De cette architecture découle une formule que l’on lit en tête de dizaines de milliers d’actes : le Roi étant en son Conseil. Elle signifie que la décision émane du souverain lui-même, présent de droit sinon toujours de fait. Car le roi est réputé n'être jamais absent de son Conseil : les arrêts rendus hors de sa présence portent la même autorité que ceux qu’il a signés de sa main.

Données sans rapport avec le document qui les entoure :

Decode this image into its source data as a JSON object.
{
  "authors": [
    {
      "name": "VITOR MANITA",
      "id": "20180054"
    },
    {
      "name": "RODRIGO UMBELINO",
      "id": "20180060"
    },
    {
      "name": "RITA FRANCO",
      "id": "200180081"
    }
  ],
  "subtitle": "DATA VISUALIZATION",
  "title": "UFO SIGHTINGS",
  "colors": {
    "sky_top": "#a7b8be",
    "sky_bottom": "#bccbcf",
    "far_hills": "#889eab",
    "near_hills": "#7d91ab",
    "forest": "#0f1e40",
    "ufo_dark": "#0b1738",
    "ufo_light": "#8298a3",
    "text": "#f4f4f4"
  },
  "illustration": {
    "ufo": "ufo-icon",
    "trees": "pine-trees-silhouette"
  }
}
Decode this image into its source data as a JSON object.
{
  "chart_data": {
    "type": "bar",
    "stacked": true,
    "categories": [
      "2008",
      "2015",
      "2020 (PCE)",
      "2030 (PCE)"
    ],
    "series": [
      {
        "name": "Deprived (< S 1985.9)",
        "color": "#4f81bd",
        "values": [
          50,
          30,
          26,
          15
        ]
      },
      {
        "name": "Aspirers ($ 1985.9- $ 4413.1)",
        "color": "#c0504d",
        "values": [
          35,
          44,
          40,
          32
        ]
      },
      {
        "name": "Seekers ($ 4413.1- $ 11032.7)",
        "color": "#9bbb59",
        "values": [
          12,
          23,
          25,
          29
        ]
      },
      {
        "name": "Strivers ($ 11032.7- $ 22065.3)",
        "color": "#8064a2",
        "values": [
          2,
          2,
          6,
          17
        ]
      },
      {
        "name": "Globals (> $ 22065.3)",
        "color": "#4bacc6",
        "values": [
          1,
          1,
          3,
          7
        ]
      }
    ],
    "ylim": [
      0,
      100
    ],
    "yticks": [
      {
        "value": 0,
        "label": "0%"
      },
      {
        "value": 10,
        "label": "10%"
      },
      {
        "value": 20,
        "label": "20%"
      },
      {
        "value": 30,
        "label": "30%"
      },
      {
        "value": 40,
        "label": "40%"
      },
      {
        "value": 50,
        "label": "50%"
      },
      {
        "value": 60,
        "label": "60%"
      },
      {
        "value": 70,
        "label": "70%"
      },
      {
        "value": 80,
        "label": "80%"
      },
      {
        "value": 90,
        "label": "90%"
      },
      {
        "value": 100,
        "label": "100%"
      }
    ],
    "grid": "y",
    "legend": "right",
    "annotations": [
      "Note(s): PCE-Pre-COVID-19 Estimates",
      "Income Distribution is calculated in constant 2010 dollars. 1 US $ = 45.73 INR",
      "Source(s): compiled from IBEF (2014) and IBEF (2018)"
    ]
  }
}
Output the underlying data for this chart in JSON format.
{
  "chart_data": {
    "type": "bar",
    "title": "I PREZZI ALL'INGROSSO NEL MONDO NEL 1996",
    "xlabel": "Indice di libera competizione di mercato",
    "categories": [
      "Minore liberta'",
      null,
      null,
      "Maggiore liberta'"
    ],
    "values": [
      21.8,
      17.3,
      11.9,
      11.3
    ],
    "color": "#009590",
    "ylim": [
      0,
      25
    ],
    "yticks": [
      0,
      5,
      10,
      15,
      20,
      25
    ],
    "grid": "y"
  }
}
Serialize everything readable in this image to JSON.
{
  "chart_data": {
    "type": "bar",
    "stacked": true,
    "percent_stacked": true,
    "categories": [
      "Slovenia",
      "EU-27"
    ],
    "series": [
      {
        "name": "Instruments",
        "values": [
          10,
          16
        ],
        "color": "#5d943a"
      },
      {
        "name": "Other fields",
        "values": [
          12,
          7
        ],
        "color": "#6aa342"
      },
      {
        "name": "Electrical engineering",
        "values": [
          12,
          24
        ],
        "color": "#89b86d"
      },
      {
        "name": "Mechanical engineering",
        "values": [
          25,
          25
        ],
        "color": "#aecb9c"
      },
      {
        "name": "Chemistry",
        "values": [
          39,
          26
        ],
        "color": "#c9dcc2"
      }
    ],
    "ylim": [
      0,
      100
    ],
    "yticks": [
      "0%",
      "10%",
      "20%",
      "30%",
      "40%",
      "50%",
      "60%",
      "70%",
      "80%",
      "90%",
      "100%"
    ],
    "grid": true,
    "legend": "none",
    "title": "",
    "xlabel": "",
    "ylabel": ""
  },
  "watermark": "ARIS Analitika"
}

Les praticiens distinguaient les arrêts en commandement, pris en la présence effective du roi sur les affaires de gouvernement, et les arrêts sur rapport, expédiés par les conseillers d'État sur le rapport d’un maître des requêtes. Les uns et les autres s’imposent aux cours, aux corps, aux particuliers. C’est par cette voie discrète — un arrêt du Conseil, une lettre de cachet, une commission — que la monarchie a réformé les finances, cassé des arrêts de parlement, créé des manufactures, ouvert des routes et déplacé des hommes.
Faut-il y voir l’arbitraire ? La question mérite d'être posée sans complaisance. Le Conseil ne délibérait pas en public, ne rendait de comptes à personne, ne motivait pas ses arrêts. Mais il travaillait sur pièces, dans un formalisme minutieux, et le roi de France, à la différence des despotes que la polémique lui a comparés, se savait lié par les lois fondamentales du royaume, par les privilèges des provinces et des corps, par le serment du sacre. Le Conseil était l’instrument d’un pouvoir absolu au sens propre — délié de tout supérieur temporel — et non d’un pouvoir sans règle.
Ce que le Conseil a légué
L’expérience de la Polysynodie, tentée par le Régent en 1715, mesure la solidité du système par son échec : les sept conseils de grands seigneurs substitués aux secrétaires d'État s’enlisent en trois ans, et l’on revient en 1718 aux bureaux et aux commis. Le gouvernement de la France, désormais, ne peut plus être une affaire de naissance ; il est devenu une affaire de dossiers.
Le Conseil du roi disparaît avec la monarchie. Il ne disparaît pas tout entier. De sa section judiciaire, le Consulat tirera le Conseil d'État, qui juge encore aujourd’hui l’administration française et rédige ses lois ; de ses secrétaires d'État sont sortis les ministres. La République a hérité des organes en oubliant le principe qui les tenait : que le pouvoir, pour être délibéré, doit d’abord être incarné.